L’intervention remarquée de la députée nationale Christelle Vuanga a marqué ce mardi la séance plénière consacrée à trois réformes législatives d’importance capitale :

  • l’examen et l’adoption d’un décret de 1940 modifié et complété par la proposition de loi du député Pasi Zapamba, portant Code pénal congolais,
  • et la révision du Code de la route, initiée par le député national Tobie Kayumbii Nkongolo,
  • la proposition de loi relative à la création et à l’organisation de la profession d’Huissier de Justice, impulsée par Mechack Mandefu Muela.

Avec une précision juridique et un sens aigu de la responsabilité publique, Christelle Vuanga a salué l’initiative de ses collègues tout en soulevant des préoccupations de fond destinées à renforcer la portée de ces réformes.

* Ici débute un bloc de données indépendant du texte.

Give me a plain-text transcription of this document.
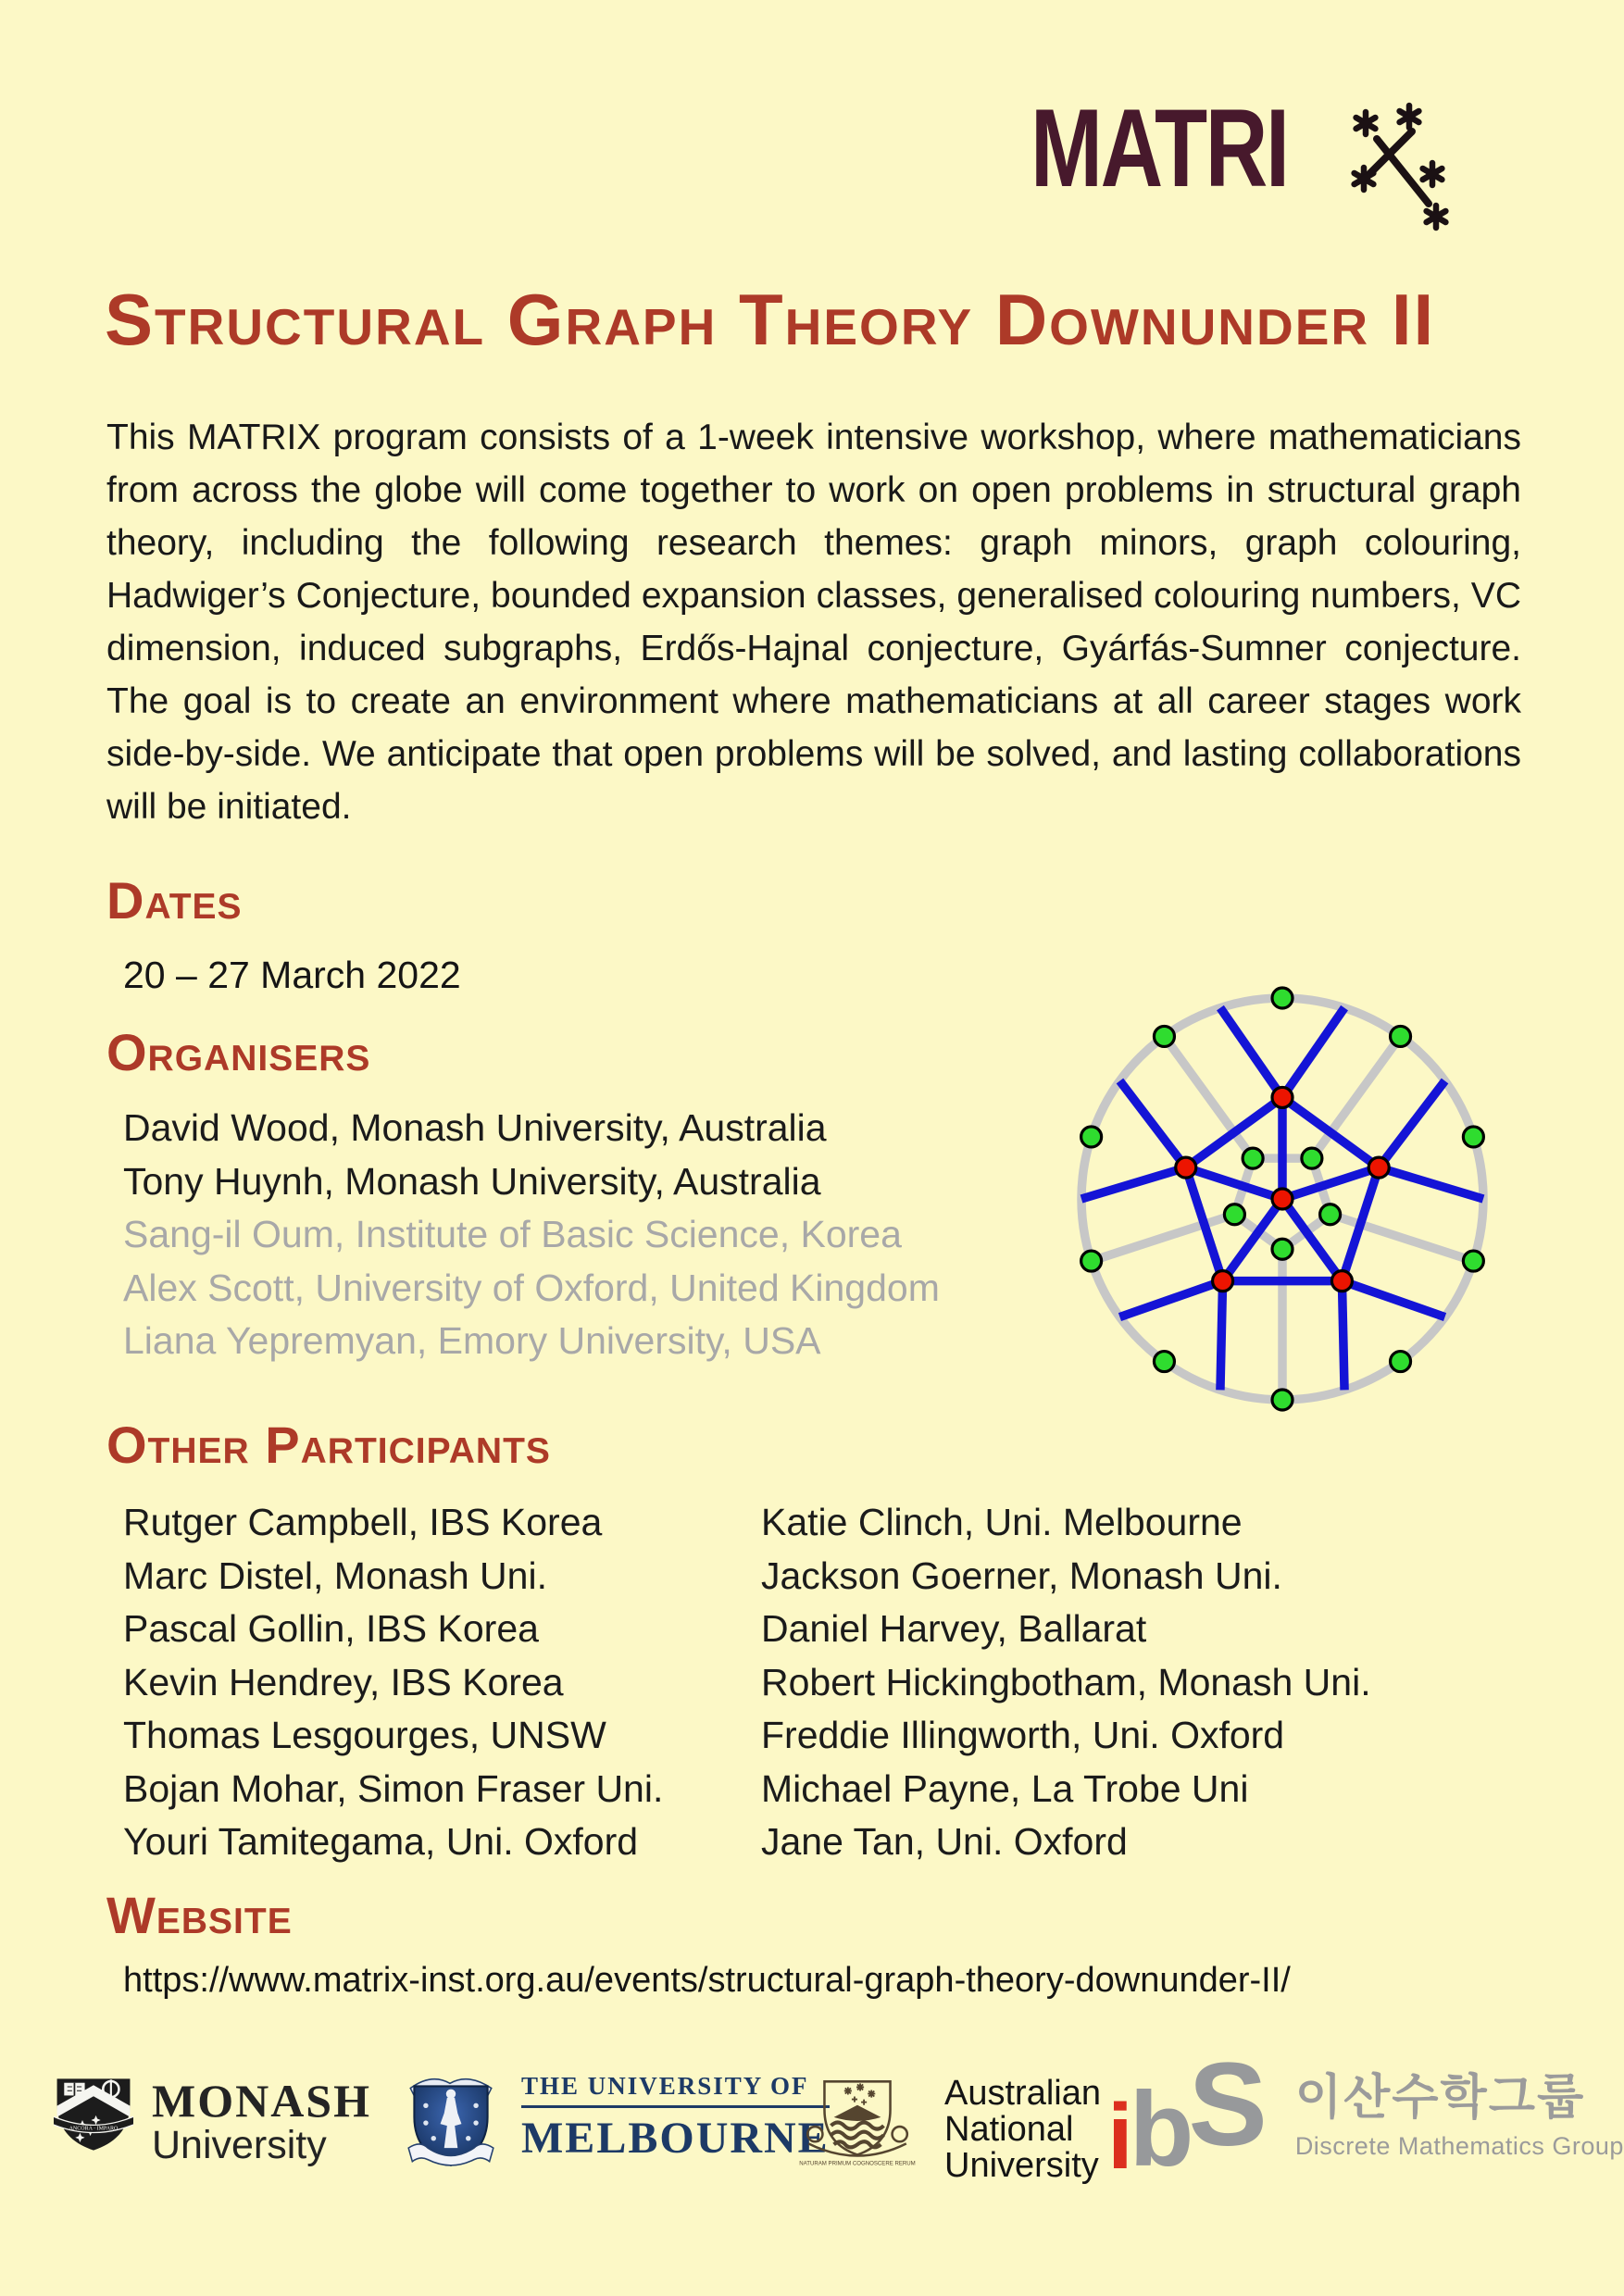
MATRI
Structural Graph Theory Downunder II
This MATRIX program consists of a 1-week intensive workshop, where mathematicians from across the globe will come together to work on open problems in structural graph theory, including the following research themes: graph minors, graph colouring, Hadwiger’s Conjecture, bounded expansion classes, generalised colouring numbers, VC dimension, induced subgraphs, Erdős-Hajnal conjecture, Gyárfás-Sumner conjecture. The goal is to create an environment where mathematicians at all career stages work side-by-side. We anticipate that open problems will be solved, and lasting collaborations will be initiated.
Dates
20 – 27 March 2022
Organisers
David Wood, Monash University, Australia
Tony Huynh, Monash University, Australia
Sang-il Oum, Institute of Basic Science, Korea
Alex Scott, University of Oxford, United Kingdom
Liana Yepremyan, Emory University, USA
Other Participants
Rutger Campbell, IBS Korea
Marc Distel, Monash Uni.
Pascal Gollin, IBS Korea
Kevin Hendrey, IBS Korea
Thomas Lesgourges, UNSW
Bojan Mohar, Simon Fraser Uni.
Youri Tamitegama, Uni. Oxford
Katie Clinch, Uni. Melbourne
Jackson Goerner, Monash Uni.
Daniel Harvey, Ballarat
Robert Hickingbotham, Monash Uni.
Freddie Illingworth, Uni. Oxford
Michael Payne, La Trobe Uni
Jane Tan, Uni. Oxford
Website
https://www.matrix-inst.org.au/events/structural-graph-theory-downunder-II/
ANCORA · IMPARO
MONASH
University
THE UNIVERSITY OF
MELBOURNE
NATURAM PRIMUM COGNOSCERE RERUM
Australian
National
University ibS 이산수학그룹
Discrete Mathematics Group
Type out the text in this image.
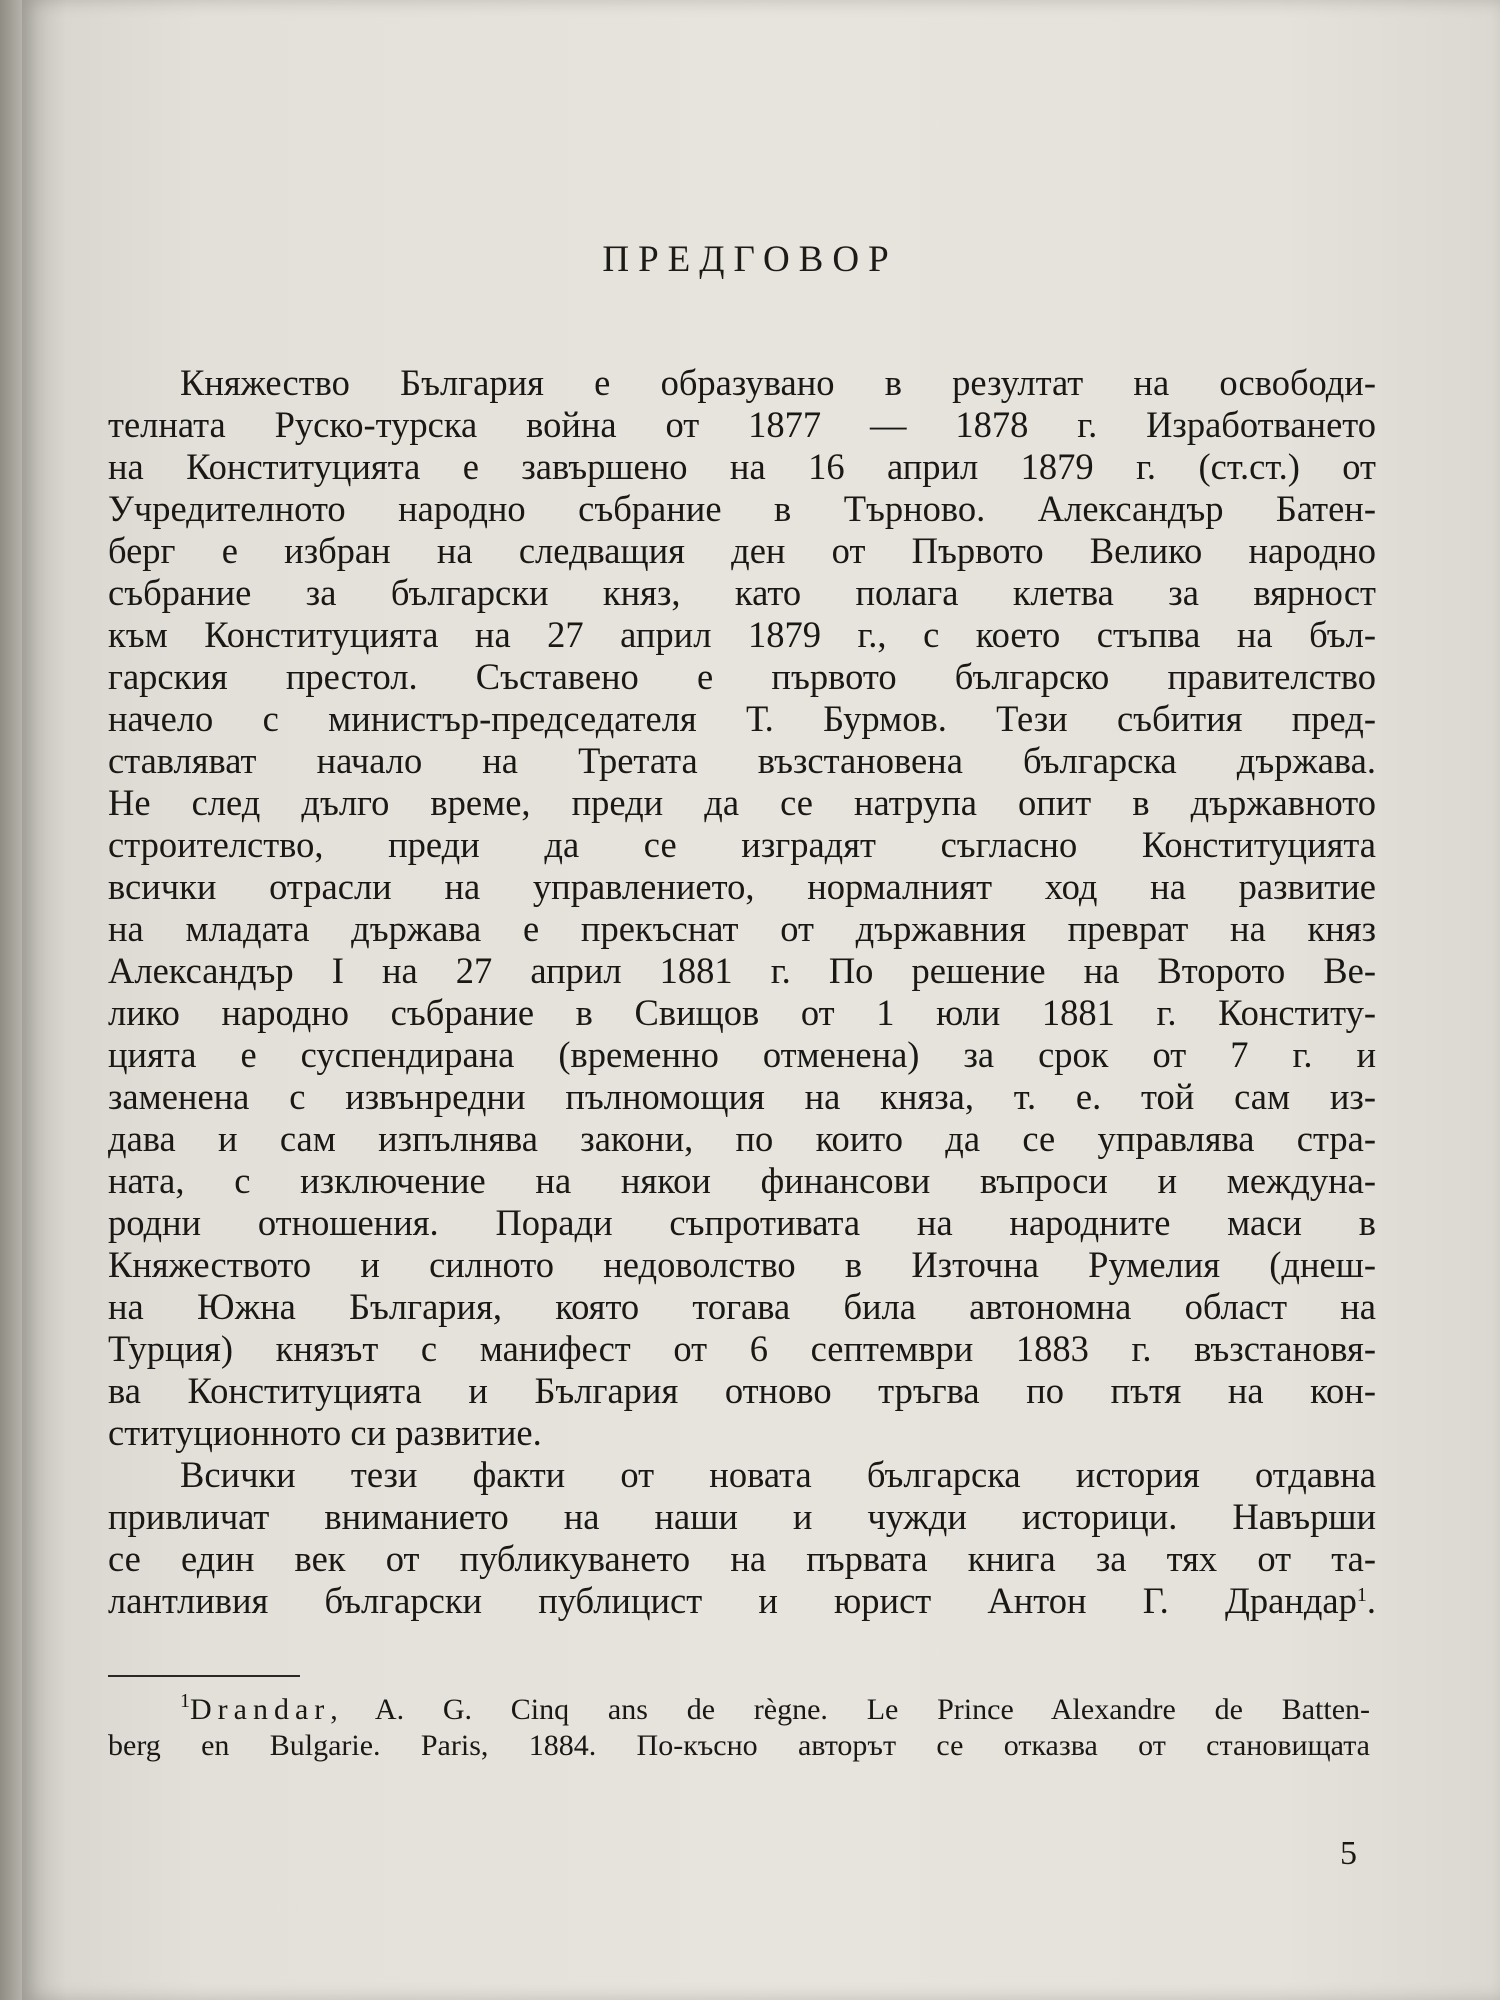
ПРЕДГОВОР
Княжество България е образувано в резултат на освободи-
телната Руско-турска война от 1877 — 1878 г. Изработването
на Конституцията е завършено на 16 април 1879 г. (ст.ст.) от
Учредителното народно събрание в Търново. Александър Батен-
берг е избран на следващия ден от Първото Велико народно
събрание за български княз, като полага клетва за вярност
към Конституцията на 27 април 1879 г., с което стъпва на бъл-
гарския престол. Съставено е първото българско правителство
начело с министър-председателя Т. Бурмов. Тези събития пред-
ставляват начало на Третата възстановена българска държава.
Не след дълго време, преди да се натрупа опит в държавното
строителство, преди да се изградят съгласно Конституцията
всички отрасли на управлението, нормалният ход на развитие
на младата държава е прекъснат от държавния преврат на княз
Александър I на 27 април 1881 г. По решение на Второто Ве-
лико народно събрание в Свищов от 1 юли 1881 г. Конститу-
цията е суспендирана (временно отменена) за срок от 7 г. и
заменена с извънредни пълномощия на княза, т. е. той сам из-
дава и сам изпълнява закони, по които да се управлява стра-
ната, с изключение на някои финансови въпроси и междуна-
родни отношения. Поради съпротивата на народните маси в
Княжеството и силното недоволство в Източна Румелия (днеш-
на Южна България, която тогава била автономна област на
Турция) князът с манифест от 6 септември 1883 г. възстановя-
ва Конституцията и България отново тръгва по пътя на кон-
ституционното си развитие.
Всички тези факти от новата българска история отдавна
привличат вниманието на наши и чужди историци. Навърши
се един век от публикуването на първата книга за тях от та-
лантливия български публицист и юрист Антон Г. Драндар$^1$.
$^1$Drandar, A. G. Cinq ans de règne. Le Prince Alexandre de Batten-
berg en Bulgarie. Paris, 1884. По-късно авторът се отказва от становищата
5
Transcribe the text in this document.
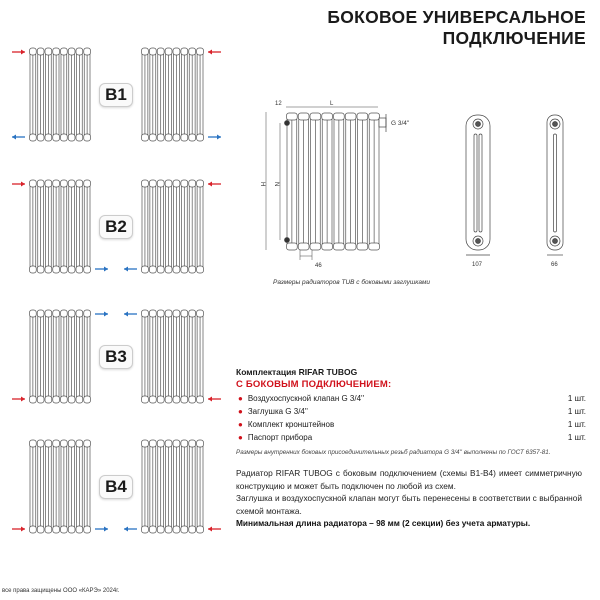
БОКОВОЕ УНИВЕРСАЛЬНОЕ
ПОДКЛЮЧЕНИЕ
B1
B2
B3
B4
12	L
G 3/4''
H N
46	107	66
Размеры радиаторов TUB с боковыми заглушками
Комплектация RIFAR TUBOG
С БОКОВЫМ ПОДКЛЮЧЕНИЕМ:
● Воздухоспускной клапан G 3/4''	1 шт.
● Заглушка G 3/4''	1 шт.
● Комплект кронштейнов	1 шт.
● Паспорт прибора	1 шт.
Размеры внутренних боковых присоединительных резьб радиатора G 3/4'' выполнены по ГОСТ 6357-81.
Радиатор RIFAR TUBOG с боковым подключением (схемы B1-B4) имеет симметричную конструкцию и может быть подключен по любой из схем.
Заглушка и воздухоспускной клапан могут быть перенесены в соответствии с выбранной схемой монтажа.
Минимальная длина радиатора – 98 мм (2 секции) без учета арматуры.
все права защищены ООО «КАРЭ» 2024г.
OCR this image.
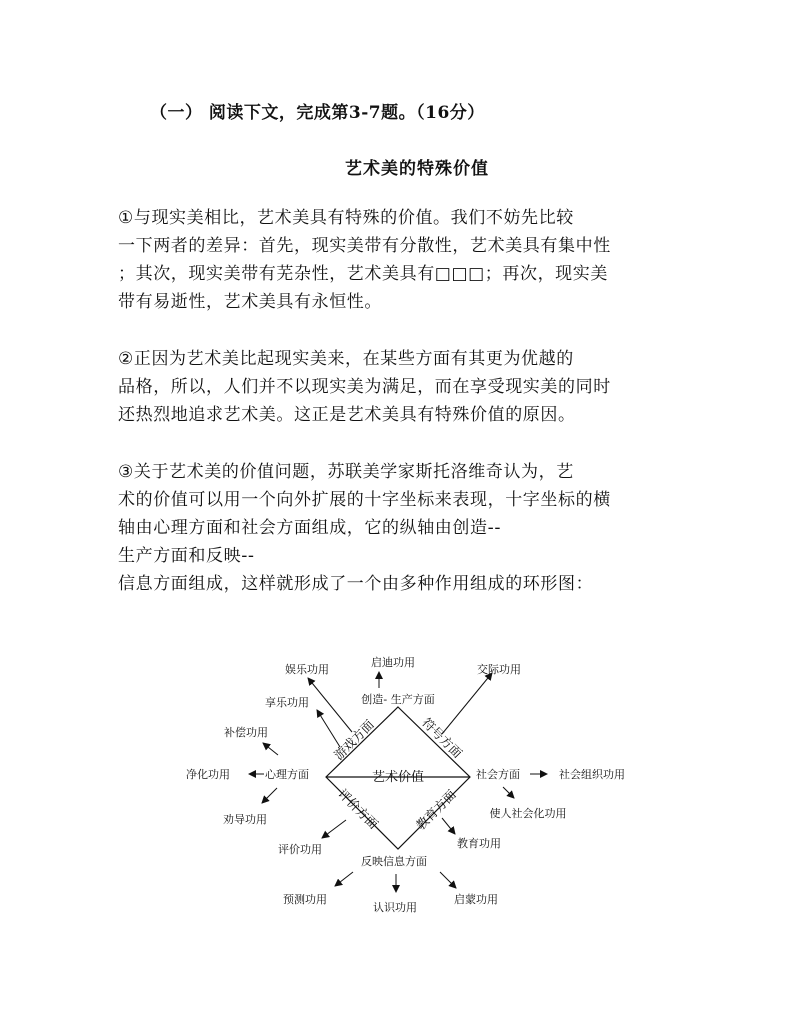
（一） 阅读下文，完成第3-7题。（16分）
艺术美的特殊价值

①与现实美相比，艺术美具有特殊的价值。我们不妨先比较
一下两者的差异：首先，现实美带有分散性，艺术美具有集中性
；其次，现实美带有芜杂性，艺术美具有□□□；再次，现实美
带有易逝性，艺术美具有永恒性。

②正因为艺术美比起现实美来，在某些方面有其更为优越的
品格，所以，人们并不以现实美为满足，而在享受现实美的同时
还热烈地追求艺术美。这正是艺术美具有特殊价值的原因。

③关于艺术美的价值问题，苏联美学家斯托洛维奇认为，艺
术的价值可以用一个向外扩展的十字坐标来表现，十字坐标的横
轴由心理方面和社会方面组成，它的纵轴由创造--
生产方面和反映--
信息方面组成，这样就形成了一个由多种作用组成的环形图：

艺术价值
创造- 生产方面
反映信息方面
心理方面	社会方面
游戏方面	符号方面
评价方面	教育方面
启迪功用
娱乐功用	交际功用
享乐功用
补偿功用
净化功用
劝导功用
评价功用
社会组织功用
使人社会化功用
教育功用
预测功用
认识功用
启蒙功用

Une loi anticorruption saluée mais appelant à un meilleur équilibre

Évoquant la proposition de loi du député Pasi Zapamba, la députée Vuanga a exprimé sa gratitude pour ce texte qui, selon elle, dote enfin la République d’un instrument juridique clair et robuste pour lutter contre la corruption, véritable « goulot d’étranglement pour la bonne marche de notre République ».

Elle a toutefois relevé un point de vigilance : la responsabilisation quasi exclusive de l’agent public. Au regard du droit comparé, Christelle Vuanga estime que la distinction entre corruption active et corruption passive mériterait d’être davantage intégrée dans la loi, afin de mieux saisir toutes les dimensions du phénomène.

« Pourquoi avoir responsabilisé uniquement l’agent de l’État dans un pays où la corruption est devenue presque culturelle ? Pourquoi ne pas légiférer de manière équilibrée sur les deux formes de corruption ? » a-t-elle interrogé, soulignant la nécessité de s’aligner sur les standards internationaux.

Sécurité routière : Vuanga plaide pour une réforme plus large

S’agissant de la révision du Code de la route, la députée s’est également montrée favorable à l’initiative de son collègue Tobie Kayumbi Nkongolo, tout en déplorant certaines limites du texte.

Elle a en effet rappelé que les enjeux liés à la sécurité routière dépassent largement la seule circulation terrestre. Les multiples naufrages enregistrés chaque année sur les lacs, rivières et voies navigables du pays représentent un autre drame national qu’il ne faudrait pas ignorer.

« Chaque matin, c’est soit au Tanganyika, soit à Kole, soit en Équateur, et même aux portes de Kinshasa. Pourquoi ne pas faire d’une pierre deux coups, alors que nous militons pour la préservation de la vie humaine ? » a-t-elle lancé, invitant le législateur à intégrer une réflexion plus globale sur les moyens de transport.

Une intervention applaudie et un appel à la recevabilité des textes

Dans un ton empreint de responsabilité et de lucidité, Christelle Vuanga a conclu en appelant la plénière à déclarer recevables les trois propositions de loi examinées en séance, estimant qu’elles constituent toutes un pas important vers la modernisation du cadre légal congolais.

Son intervention, qualifiée de magistrale par plusieurs observateurs, rappelle l’exigence d’un Parlement vigilant, rigoureux et engagé dans l’amélioration des politiques publiques.